Mary Emmerling’s Beach Cottages

What is more relaxing than flipping the pages of one of our many decorating books and remodeling the house in your head? Cheaper and easier than actually going to Home Depot.

Beach Boys Classics CD

Need some music to get in the mood to get to West Lake beach or at least the back yard? How about “Don’t Worry Baby,” “Busy Doin’ Nothin’ and “The Warmth of the Sun?”
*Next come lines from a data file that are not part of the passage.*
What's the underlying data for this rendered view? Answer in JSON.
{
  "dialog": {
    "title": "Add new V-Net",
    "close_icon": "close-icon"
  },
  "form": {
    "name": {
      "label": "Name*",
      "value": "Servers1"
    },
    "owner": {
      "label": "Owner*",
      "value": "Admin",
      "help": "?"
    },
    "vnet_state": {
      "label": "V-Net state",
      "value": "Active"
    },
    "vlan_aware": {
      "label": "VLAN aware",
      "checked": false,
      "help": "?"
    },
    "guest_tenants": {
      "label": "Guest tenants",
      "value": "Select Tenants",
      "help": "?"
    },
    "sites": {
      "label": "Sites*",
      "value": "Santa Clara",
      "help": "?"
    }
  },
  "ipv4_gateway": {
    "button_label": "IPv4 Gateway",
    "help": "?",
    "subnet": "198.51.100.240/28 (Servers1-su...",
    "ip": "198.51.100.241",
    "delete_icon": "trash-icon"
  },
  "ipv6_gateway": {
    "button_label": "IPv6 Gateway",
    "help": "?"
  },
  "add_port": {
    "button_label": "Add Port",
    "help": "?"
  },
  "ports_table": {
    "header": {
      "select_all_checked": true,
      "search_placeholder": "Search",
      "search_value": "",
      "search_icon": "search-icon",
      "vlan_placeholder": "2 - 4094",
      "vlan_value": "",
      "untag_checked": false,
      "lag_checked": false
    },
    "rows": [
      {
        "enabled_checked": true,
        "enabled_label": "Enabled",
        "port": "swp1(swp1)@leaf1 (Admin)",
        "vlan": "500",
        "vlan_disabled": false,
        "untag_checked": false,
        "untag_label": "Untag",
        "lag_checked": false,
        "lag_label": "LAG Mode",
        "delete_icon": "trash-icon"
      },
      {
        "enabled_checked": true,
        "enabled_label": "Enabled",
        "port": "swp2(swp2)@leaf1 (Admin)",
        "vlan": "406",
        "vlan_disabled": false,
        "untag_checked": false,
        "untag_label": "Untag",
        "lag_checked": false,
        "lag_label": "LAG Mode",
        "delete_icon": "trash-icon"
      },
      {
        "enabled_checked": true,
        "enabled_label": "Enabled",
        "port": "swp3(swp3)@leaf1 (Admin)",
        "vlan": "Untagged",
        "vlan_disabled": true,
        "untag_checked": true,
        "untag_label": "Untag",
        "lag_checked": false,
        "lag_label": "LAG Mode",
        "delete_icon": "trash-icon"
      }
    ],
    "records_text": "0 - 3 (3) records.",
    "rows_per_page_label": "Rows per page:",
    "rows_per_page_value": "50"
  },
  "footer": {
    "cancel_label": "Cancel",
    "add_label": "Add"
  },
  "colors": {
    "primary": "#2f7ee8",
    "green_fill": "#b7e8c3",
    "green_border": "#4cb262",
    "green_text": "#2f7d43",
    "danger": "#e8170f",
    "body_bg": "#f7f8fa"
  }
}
Grace from the Garden: Changing the World One Garden at a Time by Debra Engle

Grace from the GardenGrace from the Garden by Debra Engle talks about gardening of course, but really it’s about how people pulling together can make a difference. These graceful essays show how gardening and gardeners, in all their wide diversity, affect lives and make the world a little friendlier. Some of the projects described include:

-An inner city community garden run by an former professional basketball player

-“Garden Angels”, a group of volunteers who install and maintain small gardens for elderly who are no longer physically able to

-Juvenile offenders who work off community service hours in a local vegetable garden where they learn to give back

-A doctor in the United States who has built greenhouses for hospitals in famine-threatened North Korea

-The story of the Portland Memory Garden, built for people suffering from Alzheimer’s and their caregivers

Gardens, whether big or small change, heal, and draw people together making the world better for all of us.